F5's principal threat research evangelist puts on his reporter hat to bring you some insights from one of the oldest hacker conferences there is.
Black Hat is 20 years old now, which sounds old, but it just goes to show you how young our industry is. If Black Hat were a person, it would still be too young to gamble in the city in which the event is held. Before diving into this year's details, let's have a look at a few event numbers to illustrate then vs. now.
|Black Hat Briefings, 1997||Black Hat, 2017|
Jeff Moss (a.k.a. the Dark Tangent), founder of both Black Hat and DEF CON, gave a keynote that was mostly a walk down memory lane. Nothing wrong with that, but there was little vision for the future communicated in his keynote. He did make a call for us “older” cyber vets to mentor the next generation of white hats so that we’d all have people to hire. Totally agree with that sentiment, which makes me want to finish the Hacking 101 class that I’ve been putting together for the little ones...
Alex Stamos is doing some things right. As the CISO of Facebook, he’s giving away $1,000,000 in prizes for best defensive research presented at USENIX. He’s also sponsoring educational programs to help those younger people get into cyber security and hardening our digital infrastructure with the Internet Bug Bounty project. He spent just a tad too long touting many of the outreach programs that Facebook is involved with, and not enough time addressing what many thought was the elephant in the room—combating the “human abuse” problems that relate to Facebook, such as fake news and cyber bullying.
Where Are the Zero-days, Man?
One common complaint about Black Hat is, “Where are the zero-days, man?” Well, according to Daniel Cuthbert, who presented at the Day Zero evening event, this year had more zero-days than in any Black Hat conference before it.

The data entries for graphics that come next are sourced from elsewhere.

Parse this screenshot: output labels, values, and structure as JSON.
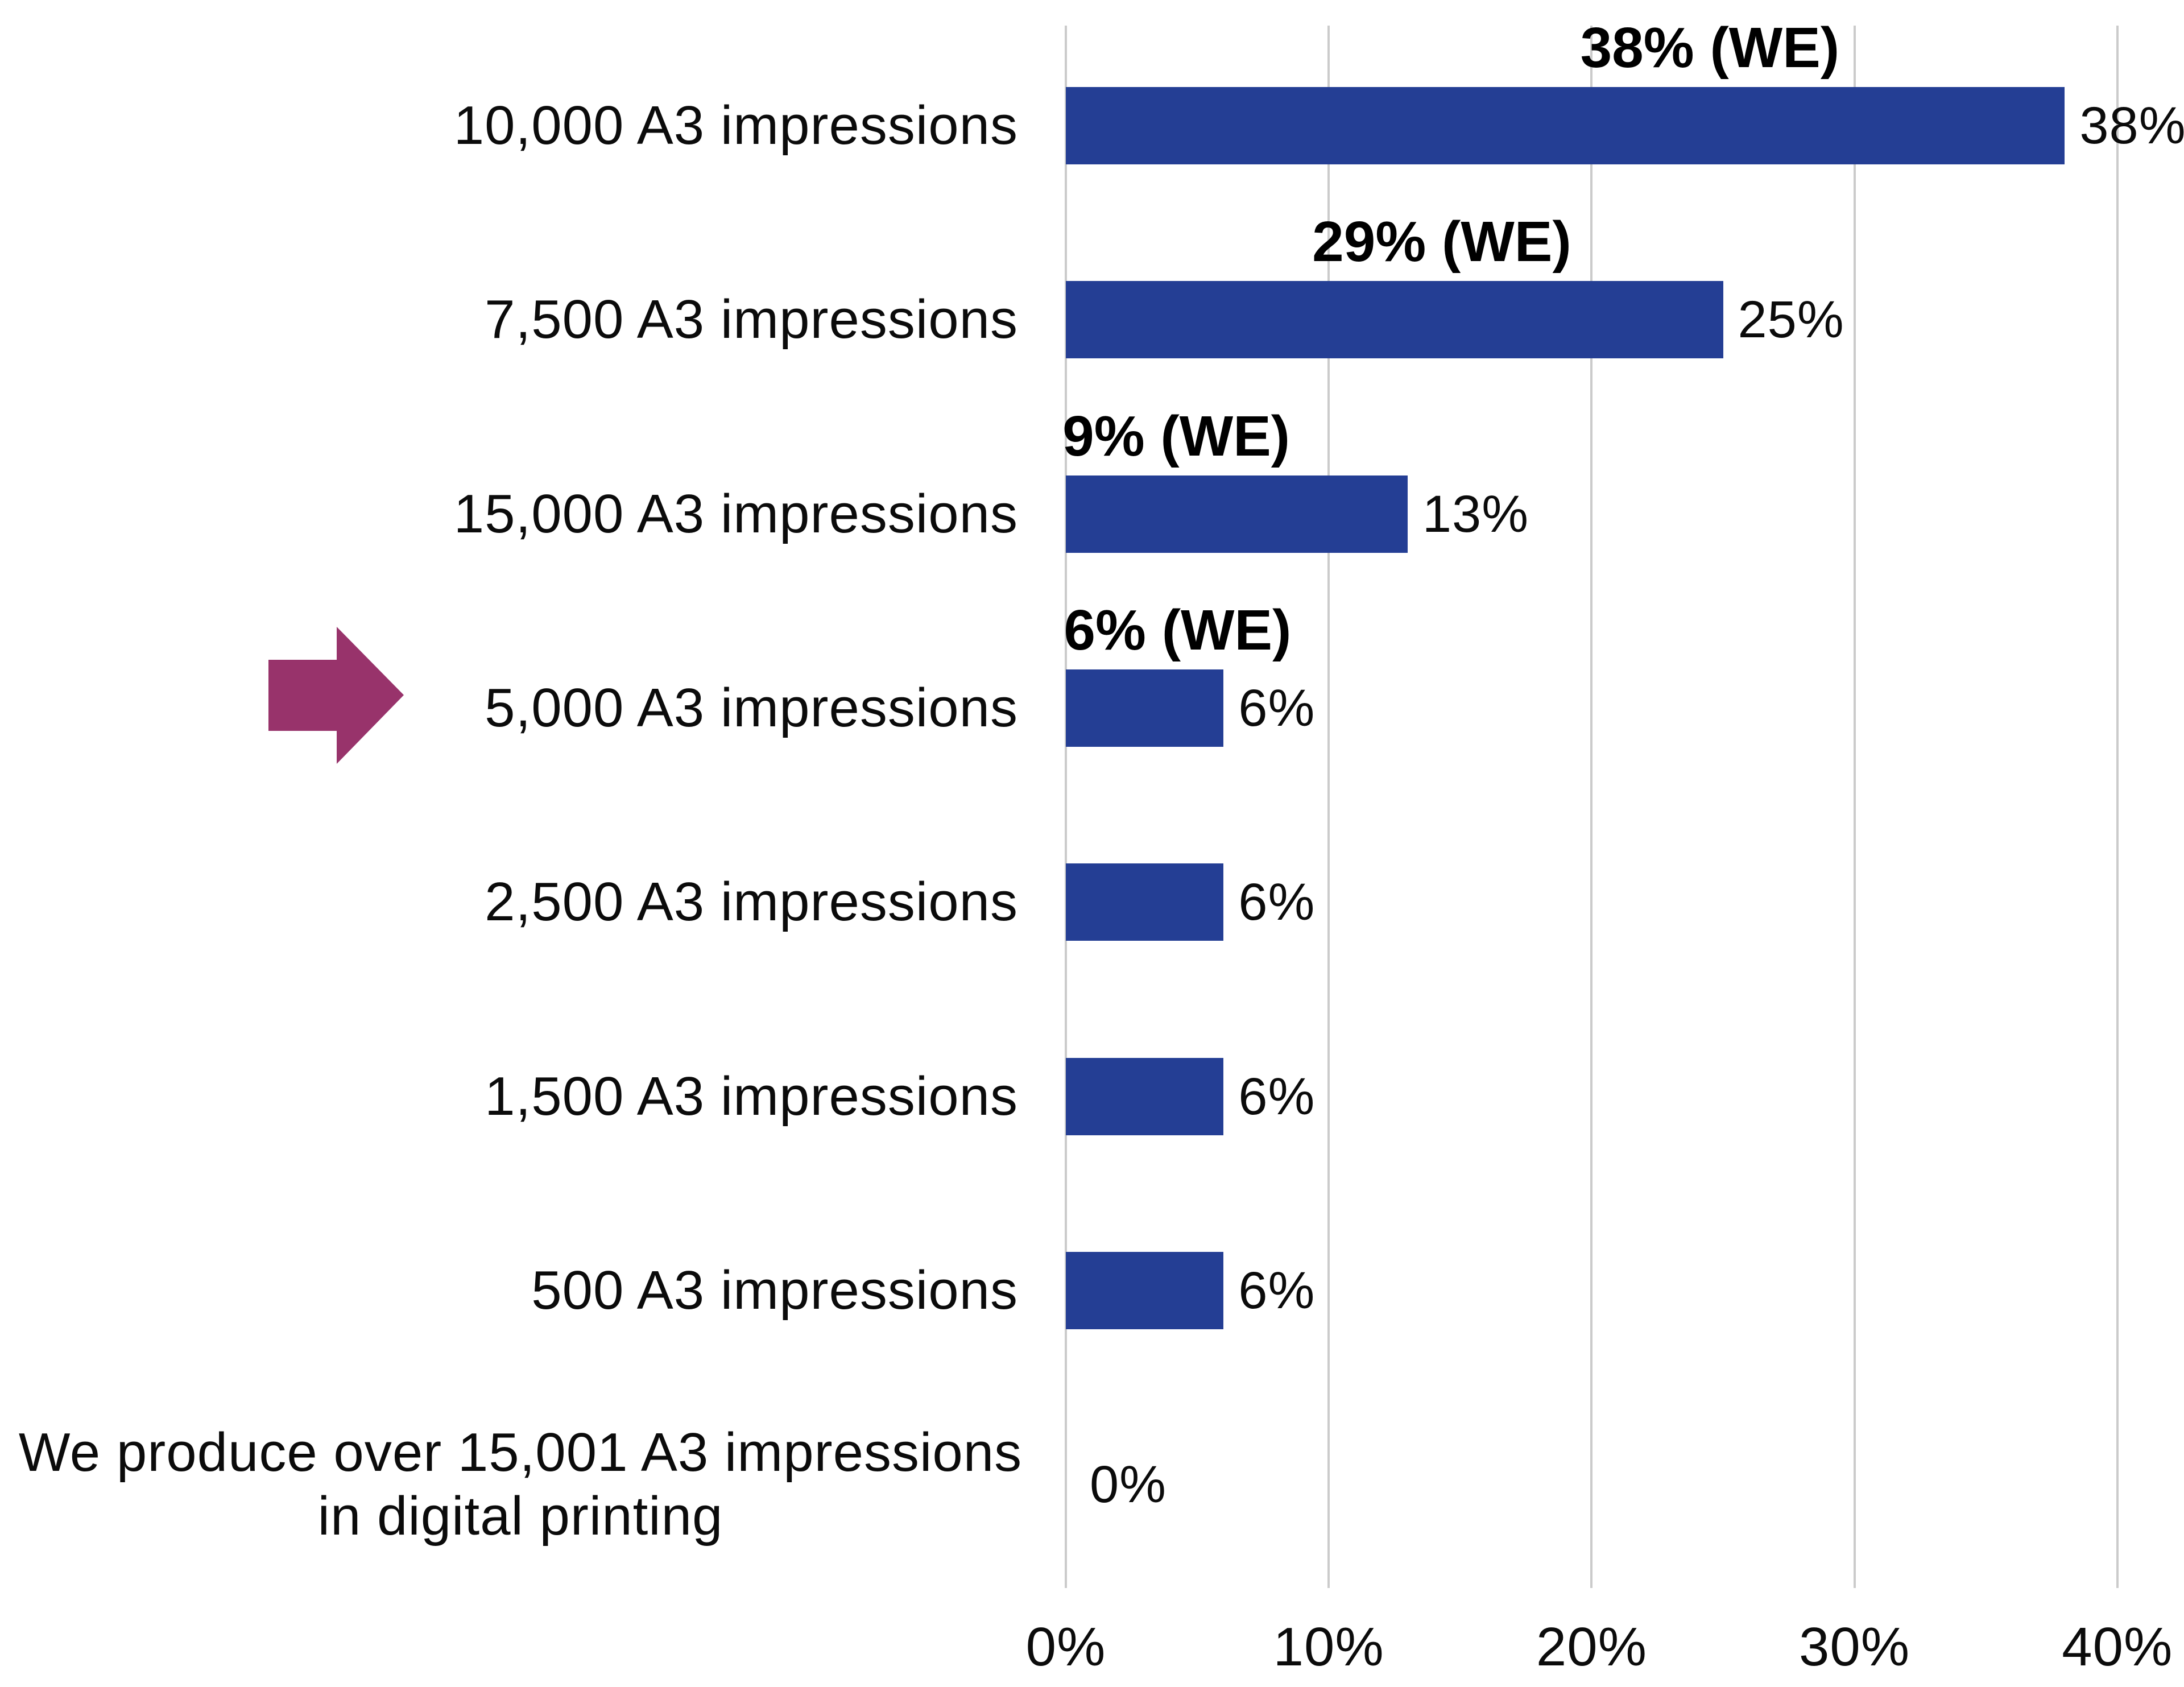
{
  "chart_data": {
    "type": "bar",
    "orientation": "horizontal",
    "title": "",
    "categories": [
      "10,000 A3 impressions",
      "7,500 A3 impressions",
      "15,000 A3 impressions",
      "5,000 A3 impressions",
      "2,500 A3 impressions",
      "1,500 A3 impressions",
      "500 A3 impressions",
      "We produce over 15,001 A3 impressions in digital printing"
    ],
    "values": [
      38,
      25,
      13,
      6,
      6,
      6,
      6,
      0
    ],
    "value_labels": [
      "38%",
      "25%",
      "13%",
      "6%",
      "6%",
      "6%",
      "6%",
      "0%"
    ],
    "we_series": {
      "name": "WE",
      "values": [
        38,
        29,
        9,
        6
      ],
      "labels": [
        "38% (WE)",
        "29% (WE)",
        "9% (WE)",
        "6% (WE)"
      ],
      "applies_to_rows": [
        0,
        1,
        2,
        3
      ]
    },
    "x_ticks": [
      "0%",
      "10%",
      "20%",
      "30%",
      "40%"
    ],
    "x_tick_values": [
      0,
      10,
      20,
      30,
      40
    ],
    "xlim": [
      0,
      40
    ],
    "grid": true,
    "legend": "none",
    "colors": {
      "bar": "#243E94",
      "arrow": "#98336B",
      "gridline": "#cbcbcb",
      "text": "#000000"
    }
  },
  "annotations": {
    "arrow": {
      "icon": "right-arrow-icon",
      "points_to_category": "5,000 A3 impressions"
    }
  }
}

Case in point, when I landed in Las Vegas, my iPhone politely informed me that it wanted to update to latest version: iOS 10.3.3. Updating my computer, or even phone, at a hacker conference is something I think twice about.
But this phone update is the direct result of a zero-day released at Black Hat 2017. The “Broadpwn” vulnerability affects the Broadcom BCM43xx chipset, which is used by both iOS and Android handsets. So, props to you, Black Hat, for getting this, one of the biggest zero-days of the year, at your conference.
If there was an official theme among the briefings at Black Hat 2017, it was surveillance. Or perhaps more accurately, how-to anti-surveillance. Two other Black Hat zero-days were released, and both had to do with breaking mobile networks. The first, “Ghost Telephonist,” exploits a missing authentication in the fallback between LTE and 4G networks, allowing an eavesdropper to intercept calls and even SMS messages.
The second mobile vulnerability allows an attacker (who is using a custom-built $1,500 Stingray-like device as a proxy) to locate and track mobile users by exploiting another missing authentication step in mobile protocols.
My favorite briefing was “Hacking Serverless Runtimes,” where researchers Andrew Krug and Graham Jones showed how to shell out from AWS Lambda functions and run code inside other people’s microservices. Hilarious.
Krug and Jones also joked about the fact that someone has figured out how to embed a docker container inside a lambda function. Why would you do that? That’s ridiculous!
The Pwnie Awards: Rewarding the Security Fails for 2017
Pwnies 2017: The 11th annual “Pwnies” award had some great entries this year. The winner for Best Server-side Bug went to The Equation Group (totally not the NSA, ha ha) for the EternalBlue SMB vulnerability, which was leaked by the Shadow Brokers (totally not Russia, ha ha) and the weaponized by the Lazarus Group (totally not North Korea, ha ha).
The Pwnie for best backdoor went to the M.E. Doc, found by Kaspersky in the Ukrainian tax system. Credit goes to: “Totally not Russia, ha ha.” The Pwnie for best cryptographic attack went to Google, who this year forced the world’s first SHA1 collision. And the SystemD controversy rightly won the “Lamest vendor response” pwnie.
Malcolm Turnbull of the Australian government won Most Epic Fail for demanding that vendors decrypt user data for the government.
One often overlooked space at Black Hat is the Arsenal. This is where open-source security hobbyists demo their tools for your amusement. Not every tool is compelling but, hey, you get to talk to the actual coder of the tool. My personal favorite this year was Tomer Zait’s Pymultitor tool. It’s a local proxy that uses multiple TOR processes to allow you to bypass IP-based counters for login pages. You know, for research. Not for brute-forcing Facebook accounts.
This year there were over 100 tools presented at the little arsenal workstations. Arsenal is charming enough and community-oriented enough that Black Hat should provide a more prominent space for it rather than stuffing it at the very top, in the very back of the conference.
So...Is Black Hat Still Relevant?
To answer this, let's go back to the founder. During his keynote, Jeff Moss reminisced about assuming that the Black Hat briefings, as a conference, would never last very long. But after 20 years of near constant growth, Black Hat is hitting its stride and settling into becoming a pretty decent security conference for one of its size.